En cuanto a los niveles de pericia de una y otra partes si la primera debe ser organizadora integral de soluciones dispersas y la segunda es quien posee y puede transmitir esas respuestas específicas, el carácter del contacto laboral cambia. De jefe-subordinado , la relación pasa a plantearse en términos intercambiables de coordinador-coordinado .

El primer paso para construir un vínculo armonioso y provechoso es el reconocimiento del valor de la experiencia. "Es una cuestión de nivel cultural. Si el jefe joven tiene un alto nivel de absorción puede aprender de sus colaboradores. Esto se da en todas las edades", según Calvo.

Otra condición es la predisposición para trabajar en equipo. "El líder aislado -continuó Calvo- no puede manejar nada. Debe entender su función como la de cohesionador. Por otro lado, una persona mayor puede adaptarse a la gente joven si tiene buen nivel cultural."

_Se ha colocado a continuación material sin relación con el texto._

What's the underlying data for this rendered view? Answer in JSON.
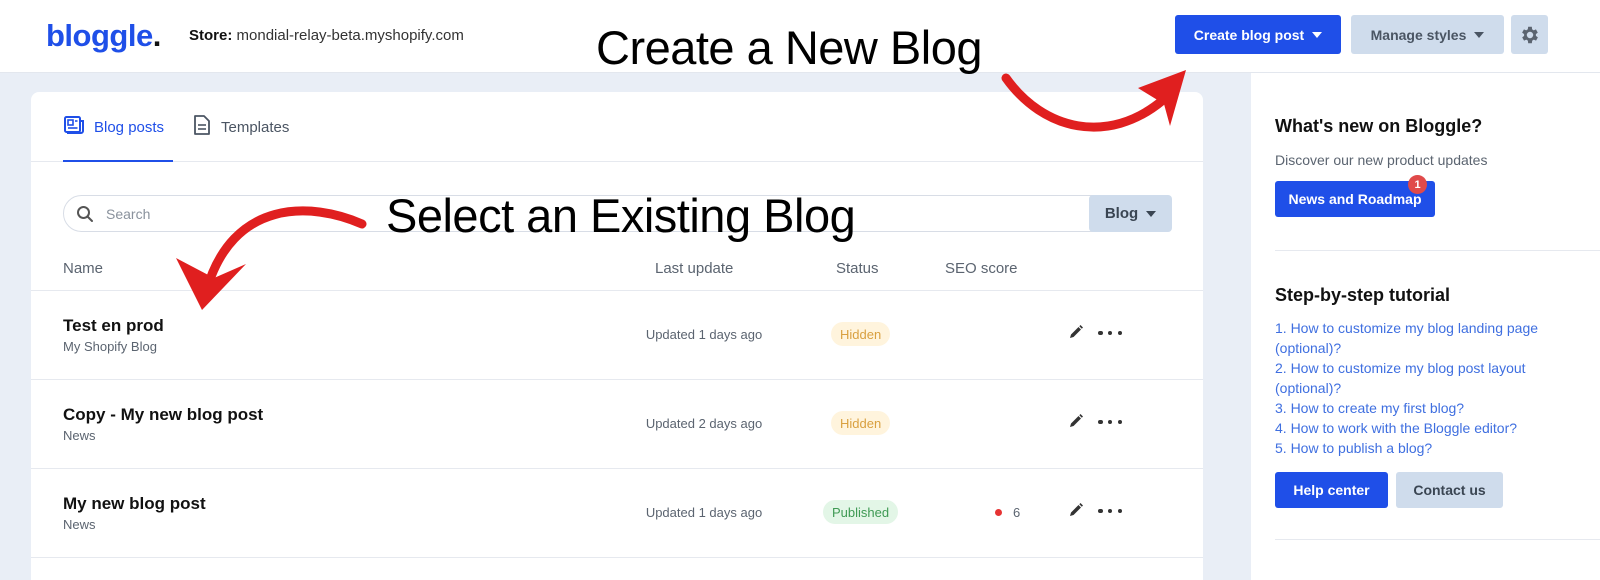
{
  "app": {
    "logo_text": "bloggle",
    "logo_dot": ".",
    "store_label": "Store:",
    "store_value": "mondial-relay-beta.myshopify.com"
  },
  "header": {
    "create_button": "Create blog post",
    "manage_button": "Manage styles",
    "settings_icon": "gear-icon"
  },
  "annotations": {
    "create_new": "Create a New Blog",
    "select_existing": "Select an Existing Blog"
  },
  "tabs": [
    {
      "label": "Blog posts",
      "icon": "newspaper-icon",
      "active": true
    },
    {
      "label": "Templates",
      "icon": "document-icon",
      "active": false
    }
  ],
  "search": {
    "placeholder": "Search",
    "filter_label": "Blog"
  },
  "table": {
    "columns": [
      "Name",
      "Last update",
      "Status",
      "SEO score"
    ],
    "rows": [
      {
        "title": "Test en prod",
        "blog": "My Shopify Blog",
        "updated": "Updated 1 days ago",
        "status": "Hidden",
        "seo": ""
      },
      {
        "title": "Copy - My new blog post",
        "blog": "News",
        "updated": "Updated 2 days ago",
        "status": "Hidden",
        "seo": ""
      },
      {
        "title": "My new blog post",
        "blog": "News",
        "updated": "Updated 1 days ago",
        "status": "Published",
        "seo": "6"
      }
    ]
  },
  "sidebar": {
    "whats_new_title": "What's new on Bloggle?",
    "whats_new_desc": "Discover our new product updates",
    "news_button": "News and Roadmap",
    "news_badge": "1",
    "tutorial_title": "Step-by-step tutorial",
    "tutorial_links": [
      "1. How to customize my blog landing page (optional)?",
      "2. How to customize my blog post layout (optional)?",
      "3. How to create my first blog?",
      "4. How to work with the Bloggle editor?",
      "5. How to publish a blog?"
    ],
    "help_button": "Help center",
    "contact_button": "Contact us"
  },
  "colors": {
    "primary": "#1f4fe8",
    "secondary_button": "#cfdcec",
    "hidden_badge_bg": "#fff4dd",
    "published_badge_bg": "#e3f6e7",
    "annotation_arrow": "#e01f1f"
  }
}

En el caso del jefe, el desarrollo intelectual, que seguramente fue el gran posibilitador del progreso en la carrera, debe estar acompañado por el emocional. Para Nabhen, "un jefe maduro emocionalmente sabe tratar a los colaboradores según sus edades y respetándolos como personas".

En el caso del coordinado, aunque posea mayor experiencia en cuestiones específicas, debe respetar lugares ganados. "Si por tener más experiencia alguien quiere negociar cuestiones personales -como por ejemplo, llegar más tarde- y no de interés institucional, ésa es una práctica que hay que erradicar. Las argumentaciones deben ser por ideas y no por uso del poder", afirmó Calvo.

Las formas pesan. Si el jefe tiene que manejar a personas más jóvenes, debería actuar como coach o tutor. Si se trata de coordinar a personas mayores, debería considerar su seniority . "Dejando en claro las reglas del juego puede tratarlo como a un par", recomendó Nabhen.

Los rápidos ascensos, aunque sean merecidos, pueden herir egos y dejar a gente capaz en el camino. La recomendación de los expertos es cuidar las formas, darle a cada uno su lugar y mantener abiertas las vías de comunicación.